One of the biggest challenges is determining who makes up the older adult behavioral health workforce. The American Geriatrics Society estimates that there are less than 1,800 geriatric psychiatrists in the country today and that number will reduce to about 1,650 by 2030. Geriatric psychiatrists are aging out of the field and the next generation is not coming along to take their place. The American Psychological Association (APA) estimates that only 4.2 percent of psychologists have a primary focus on geriatrics in their clinical practice. Moreover, there is also little evidence that the change in Medicare to cover 80 percent of outpatient mental health services or the passage of the Mental Health Parity and Addiction Equity Act of 2008 has had any significant impact on the workforce shortage.

You Have the Power
Unless action is taken quickly the nation will not be prepared to address the future behavioral health needs of a rapidly growing older adult population and will not have the necessary workforce in place.

That is where you come in as a CMHC and AMHCA member.

Medicare does not reimburse clinical mental health counselors for their services. Provider recognition for CMHCs is critical if we are going to address the needs of older persons. Given the number of older persons who are currently suffering from an untreated mental health condition and the “silver mental illness tsunami” headed our way, it is absurd at this time that Medicare continues to not address a brewing major public health issue. Congress cannot ignore this issue any longer.

The good news is that you can do something about it.
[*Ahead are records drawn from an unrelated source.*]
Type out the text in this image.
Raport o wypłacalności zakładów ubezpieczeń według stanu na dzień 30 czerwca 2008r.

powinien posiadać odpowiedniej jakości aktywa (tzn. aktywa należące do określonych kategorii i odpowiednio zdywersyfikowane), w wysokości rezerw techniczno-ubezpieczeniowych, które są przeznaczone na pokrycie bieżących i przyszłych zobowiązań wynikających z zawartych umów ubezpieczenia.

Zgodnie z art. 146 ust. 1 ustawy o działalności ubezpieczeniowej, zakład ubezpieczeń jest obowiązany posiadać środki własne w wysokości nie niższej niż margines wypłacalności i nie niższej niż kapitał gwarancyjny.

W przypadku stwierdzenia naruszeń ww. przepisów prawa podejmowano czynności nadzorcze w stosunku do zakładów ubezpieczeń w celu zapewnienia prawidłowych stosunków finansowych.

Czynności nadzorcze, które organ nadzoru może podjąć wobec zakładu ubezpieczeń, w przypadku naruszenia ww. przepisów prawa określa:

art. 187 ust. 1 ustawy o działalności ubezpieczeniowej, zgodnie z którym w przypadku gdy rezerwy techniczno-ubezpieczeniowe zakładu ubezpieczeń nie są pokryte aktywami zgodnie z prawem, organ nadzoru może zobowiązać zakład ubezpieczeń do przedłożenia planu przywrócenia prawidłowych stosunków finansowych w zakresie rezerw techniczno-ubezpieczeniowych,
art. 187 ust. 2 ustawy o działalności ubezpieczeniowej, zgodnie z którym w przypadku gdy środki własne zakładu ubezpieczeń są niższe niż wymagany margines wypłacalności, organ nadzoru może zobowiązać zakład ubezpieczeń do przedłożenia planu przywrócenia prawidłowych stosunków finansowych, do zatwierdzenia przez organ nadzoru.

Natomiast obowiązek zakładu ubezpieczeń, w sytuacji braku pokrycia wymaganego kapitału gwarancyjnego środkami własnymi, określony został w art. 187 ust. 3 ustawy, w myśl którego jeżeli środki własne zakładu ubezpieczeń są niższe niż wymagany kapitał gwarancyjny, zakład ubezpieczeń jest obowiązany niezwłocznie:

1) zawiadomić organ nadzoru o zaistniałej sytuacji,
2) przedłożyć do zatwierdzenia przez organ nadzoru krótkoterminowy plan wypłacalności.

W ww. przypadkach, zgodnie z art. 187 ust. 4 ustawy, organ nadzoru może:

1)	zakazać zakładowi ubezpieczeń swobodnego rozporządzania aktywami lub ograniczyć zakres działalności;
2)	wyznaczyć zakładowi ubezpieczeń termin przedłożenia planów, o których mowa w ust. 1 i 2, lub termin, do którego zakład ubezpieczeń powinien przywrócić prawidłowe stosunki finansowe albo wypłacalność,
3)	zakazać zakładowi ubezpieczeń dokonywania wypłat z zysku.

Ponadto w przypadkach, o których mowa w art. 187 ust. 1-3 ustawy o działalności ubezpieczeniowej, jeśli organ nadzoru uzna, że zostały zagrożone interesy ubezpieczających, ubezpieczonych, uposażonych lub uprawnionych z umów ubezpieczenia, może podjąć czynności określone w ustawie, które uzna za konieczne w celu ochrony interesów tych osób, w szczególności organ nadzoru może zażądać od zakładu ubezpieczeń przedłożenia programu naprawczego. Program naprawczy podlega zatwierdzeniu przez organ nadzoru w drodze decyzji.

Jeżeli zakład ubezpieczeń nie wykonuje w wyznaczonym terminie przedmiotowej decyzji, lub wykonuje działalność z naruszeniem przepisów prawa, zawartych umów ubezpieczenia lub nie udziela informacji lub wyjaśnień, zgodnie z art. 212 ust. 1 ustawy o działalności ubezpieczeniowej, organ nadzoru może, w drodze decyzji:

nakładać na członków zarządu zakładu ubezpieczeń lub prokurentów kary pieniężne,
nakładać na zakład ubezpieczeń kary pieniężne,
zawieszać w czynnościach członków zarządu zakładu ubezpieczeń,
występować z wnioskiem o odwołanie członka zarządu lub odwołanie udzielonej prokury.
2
Just go to AMHCA's action alert to learn how you can reach the elected officials in your state. Please follow the protocol that Jim Finley, our associate executive director and director of public policy, has developed for contacting your senators and those policymakers who represent your congressional district.

Remember: Politicians pay attention to their constituents.

AMHCA stands ready to work with all public sector – and private sector – stakeholders to move the public mental health system forward in improving the quantity and quality of older adult behavioral health services and developing the workforce necessary to provide services that are available, accessible, cost-effective, and age, gender, and culturally appropriate.